Walters has been a pioneer for women in the television industry. After working her way up from a researcher for NBC’s “Today” show to become co-host of the morning program, she left her 15-year stint at NBC and moved over to ABC, where she would become the first woman to host an evening newscast, teaming with Harry Reasoner on the “ABC Evening News” in 1976. It was the start of a 37-year relationship with the network, which included co-hosting the evening newsmagazine “20/20" and hosting numerous prime-time specials.
Her decades of groundbreaking work have included a range of high-profile interviews with countless world figures, statesmen and celebrities — including Fidel Castro and Vladimir Putin — as well as the first interview with Monica Lewinsky after the scandal involving President Bill Clinton. There was also fluffier fare. Walters has made a spectacle of “Most Fascinating People,” a yearly special she hosts in December, spotlighting folks such as Tom Cruise and the “Jersey Shore” reality stars on MTV. She also hosted an annual interview show pegged to the Academy Awards.

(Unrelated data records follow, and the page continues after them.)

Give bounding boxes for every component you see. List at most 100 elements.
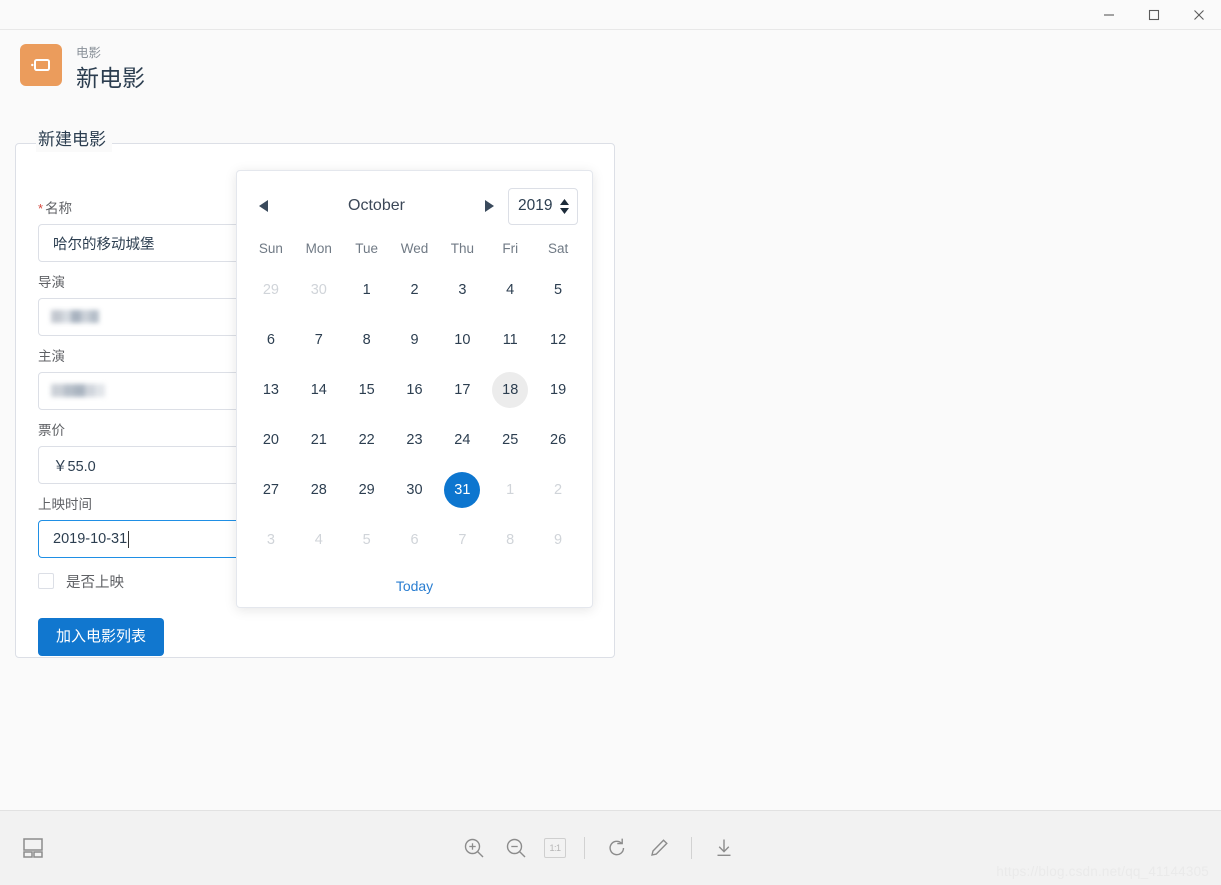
- calendar-day-label: 11: [502, 332, 518, 348]
- calendar-day-cell[interactable]: 9: [391, 315, 439, 365]
- calendar-day-label: 14: [310, 382, 327, 398]
- calendar-day-cell[interactable]: 3: [438, 265, 486, 315]
- calendar-day-cell[interactable]: 3: [247, 515, 295, 565]
- calendar-day-label: 21: [310, 432, 327, 448]
- week-row: 3 4 5 6 7 8 9: [247, 515, 582, 565]
- calendar-day-cell[interactable]: 17: [438, 365, 486, 415]
- window-close-button[interactable]: [1176, 0, 1221, 29]
- week-row: 20 21 22 23 24 25 26: [247, 415, 582, 465]
- year-spinner[interactable]: [560, 198, 569, 214]
- calendar-day-label: 13: [262, 382, 279, 398]
- caret-up-icon[interactable]: [560, 198, 569, 205]
- app-header: 电影 新电影: [0, 30, 1221, 108]
- calendar-day-cell[interactable]: 23: [391, 415, 439, 465]
- date-picker-grid: Sun Mon Tue Wed Thu Fri Sat 29 30 1 2 3 4 5 6 7 8 9 10 11 1…: [237, 231, 592, 565]
- rotate-cw-icon: [609, 838, 625, 856]
- zoom-in-button[interactable]: [460, 834, 488, 862]
- calendar-day-label: 7: [458, 532, 467, 548]
- calendar-day-cell[interactable]: 30: [391, 465, 439, 515]
- calendar-day-label: 6: [266, 332, 275, 348]
- calendar-day-label: 18: [492, 372, 529, 408]
- calendar-day-label: 1: [506, 482, 515, 498]
- calendar-day-label: 4: [506, 282, 515, 298]
- calendar-day-label: 30: [310, 282, 327, 298]
- calendar-day-cell[interactable]: 18: [486, 365, 534, 415]
- today-button[interactable]: Today: [396, 578, 433, 594]
- text-caret: [128, 530, 130, 548]
- calendar-day-cell[interactable]: 31: [438, 465, 486, 515]
- year-stepper[interactable]: 2019: [508, 187, 578, 225]
- calendar-day-cell[interactable]: 8: [486, 515, 534, 565]
- weeks-container: 29 30 1 2 3 4 5 6 7 8 9 10 11 12 13 14 15 16 17 18 19 20 21 22 2…: [247, 265, 582, 565]
- rotate-button[interactable]: [603, 834, 631, 862]
- calendar-day-cell[interactable]: 21: [295, 415, 343, 465]
- calendar-day-cell[interactable]: 5: [534, 265, 582, 315]
- calendar-day-cell[interactable]: 12: [534, 315, 582, 365]
- calendar-day-label: 25: [502, 432, 519, 448]
- window-minimize-button[interactable]: [1086, 0, 1131, 29]
- calendar-day-cell[interactable]: 2: [534, 465, 582, 515]
- calendar-day-cell[interactable]: 27: [247, 465, 295, 515]
- calendar-day-cell[interactable]: 25: [486, 415, 534, 465]
- is-released-checkbox[interactable]: [38, 573, 54, 589]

“There’s only one Barbara Walters,” ABC News President Ben Sherwood said in a statement. “And we look forward to making her final year on television as remarkable, path-breaking and news-making as Barbara herself. Barbara will always have a home at ABC News and we look forward to a year befitting her brilliant career, filled with exclusive interviews, great adventures and indelible memories.”
Don’t count on her having a change of heart — it appears she’s intent on finally being an observer.
“I do not want to appear on another program or climb another mountain,” Walters said. “I want instead to sit on a sunny field and admire the very gifted women — and OK, some men too — who will be taking my place.”